Hacker News new | ask | show | jobs
by brazzledazzle 902 days ago
Did you actually query the DNS from the container to verify DNS was returning an incorrect record in response to the query? I ask because I've seen similar behavior and it turned out the service was only doing DNS lookups at startup and then cached the record indefinitely (or until restarted), regardless of the TTL on the record. Unfortunately some software and libraries don't respond well to even occasional DNS changes.
3 comments

About 15 years ago I worked with a vendor that didn’t realize their web service was ignoring TTLs. I think this was the Java 5 days. We had changed an IP on our end and they kept trying to connect to the wrong one for a webhook. It took weeks of sending tcpdump logs back and forth to convince them. They finally restarted their app.
In our case the problem is kind of the opposite, as far as we could tell.

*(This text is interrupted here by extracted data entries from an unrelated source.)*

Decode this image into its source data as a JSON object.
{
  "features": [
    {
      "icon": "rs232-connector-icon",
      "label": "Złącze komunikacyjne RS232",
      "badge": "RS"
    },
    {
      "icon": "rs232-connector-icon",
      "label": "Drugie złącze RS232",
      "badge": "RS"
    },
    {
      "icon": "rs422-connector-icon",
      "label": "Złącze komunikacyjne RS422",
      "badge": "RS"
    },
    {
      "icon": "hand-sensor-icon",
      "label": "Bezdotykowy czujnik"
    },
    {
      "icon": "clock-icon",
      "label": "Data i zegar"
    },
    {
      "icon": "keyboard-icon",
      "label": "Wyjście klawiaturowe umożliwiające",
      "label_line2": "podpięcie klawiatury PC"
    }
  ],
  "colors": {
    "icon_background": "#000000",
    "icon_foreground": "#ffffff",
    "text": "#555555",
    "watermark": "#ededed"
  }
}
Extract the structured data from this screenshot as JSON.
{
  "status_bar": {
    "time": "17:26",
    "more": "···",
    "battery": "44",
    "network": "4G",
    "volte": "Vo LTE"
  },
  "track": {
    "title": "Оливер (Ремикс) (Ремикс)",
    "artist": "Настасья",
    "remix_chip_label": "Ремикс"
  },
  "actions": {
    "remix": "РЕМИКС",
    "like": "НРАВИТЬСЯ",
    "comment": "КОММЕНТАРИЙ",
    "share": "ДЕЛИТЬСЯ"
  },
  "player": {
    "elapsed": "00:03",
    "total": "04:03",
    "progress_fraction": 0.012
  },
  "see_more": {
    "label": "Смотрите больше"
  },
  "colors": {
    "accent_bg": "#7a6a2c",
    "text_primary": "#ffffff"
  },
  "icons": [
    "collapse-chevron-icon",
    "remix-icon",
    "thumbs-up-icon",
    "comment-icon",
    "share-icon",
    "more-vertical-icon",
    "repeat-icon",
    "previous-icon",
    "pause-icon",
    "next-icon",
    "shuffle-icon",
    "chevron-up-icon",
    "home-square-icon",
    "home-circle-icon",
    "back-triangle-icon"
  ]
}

The TTL is 2 seconds, but because the the app and the service always deploy together and always run on the same mode as one-another. So we deploy and this deploys both the app and the service to a new node, on which both will run.

But because TTL is so low, every new connection (traffic is pretty low for this particular app unlike some other apps in our cluster) is pretty certain to do another DNS lookup. And about 10% of the time we were getting connection error which boiled down to DNS.

So to confirm it was the problem we changed it to not do DNS lookup for now, since it’s as of now always same node for app and service.

But soon we are changing things around and they will no longer be guaranteed to run on same node nor will they deploy together.

So I still need to come up with something that let’s us do DNS lookups but not have the problem we’ve been having.

ugh what a terrible bug especially in the cloud age.